Anchor Investors

CS Ankur Srivastava (Company Secretary & Compliance Officer)   (17848 Points)

28 April 2011  

Anchor Investor

An Anchor Investor is the first investor in any public issue that that provides subsequent investors a degree of confidence. Until you have the first investor, no body wants to be the first one to take a bite. Once you have the first investors, others feel assurance that others are willing to invest. So typically an anchor investor is the investor who knows the company and its project, it high degree of confidence in the project of Company. However, they are not promoters or promoter group.

The concept of anchor investors came up in June last year following a directive by SEBI. Put briefly, anchor investors are entities which are offered, and subscribed to, shares in an IPO before the offer opens to the public.

Anchor investors belong to the Qualified Institutional Buyers (QIBs) category, which include mutual funds, foreign institutional investors, banks, and venture capital funds - domestic and international provident and pension funds.

These entities are deemed to be in a better position than regular investors to judge the fundamentals and prospects of a company.

Any new public offer of shares is split into sections, each of which is allocated to an investor group such as retail , non-institutional and so on. QIBs form the third investor group.

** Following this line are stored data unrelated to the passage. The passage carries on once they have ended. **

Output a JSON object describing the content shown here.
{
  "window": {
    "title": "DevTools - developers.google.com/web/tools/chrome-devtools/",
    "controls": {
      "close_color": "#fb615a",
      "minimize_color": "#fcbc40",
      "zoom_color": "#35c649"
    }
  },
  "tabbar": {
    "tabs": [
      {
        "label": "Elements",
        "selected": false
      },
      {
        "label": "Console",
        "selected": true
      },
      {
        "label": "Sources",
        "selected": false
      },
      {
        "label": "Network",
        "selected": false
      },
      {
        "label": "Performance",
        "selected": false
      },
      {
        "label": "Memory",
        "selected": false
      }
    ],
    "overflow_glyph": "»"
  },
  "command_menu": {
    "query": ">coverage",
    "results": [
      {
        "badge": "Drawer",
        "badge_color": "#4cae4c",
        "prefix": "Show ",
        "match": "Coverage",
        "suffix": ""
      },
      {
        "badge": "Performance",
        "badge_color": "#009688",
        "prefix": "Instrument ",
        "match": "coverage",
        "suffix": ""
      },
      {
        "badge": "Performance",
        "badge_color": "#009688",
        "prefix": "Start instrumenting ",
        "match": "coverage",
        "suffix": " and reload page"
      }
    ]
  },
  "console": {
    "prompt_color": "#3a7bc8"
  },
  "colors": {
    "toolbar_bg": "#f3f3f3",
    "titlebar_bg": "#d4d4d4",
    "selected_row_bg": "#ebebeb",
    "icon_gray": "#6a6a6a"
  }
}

A company can carve out a maximum of 30 per cent of the QIB section and offer it to anchor investors. In terms of money, the minimum application size for each anchor should be Rs 10 crore. Anchor investors also have to make available a margin of 25 per cent of their application and part with the balance within two days from the close of the issue.

An anchor investor will apply for these shares like a regular investor, at the prices it deems is the best fit. The offer for these investors opens - and closes - on the day before the whole issue is open to the public.

Once the entire issue, that is, to the public as well, is over and the issue price fixed according to the book-building process, anchor investors have to make up the difference if their price is lower than what has been fixed. But should their price be above the fixed issue price, they have to forgo their cash.

As for the allocation among the anchor investors, while it is left to the company to decide it has to make sure that, for an issue size of up to Rs 250 crore, there are at least two investors and for issues bigger than that there are at least five. The details of anchor investments have to be made public before the issue opens.

Entities that belong to the promoter group of the issuing company or to the book running or lead managers to the issue are, however, barred from being anchor investors. The anchor investors are not allowed to sell their investments for 30 days after listing. This could mean that there may be fewer investors cashing in on listing gains.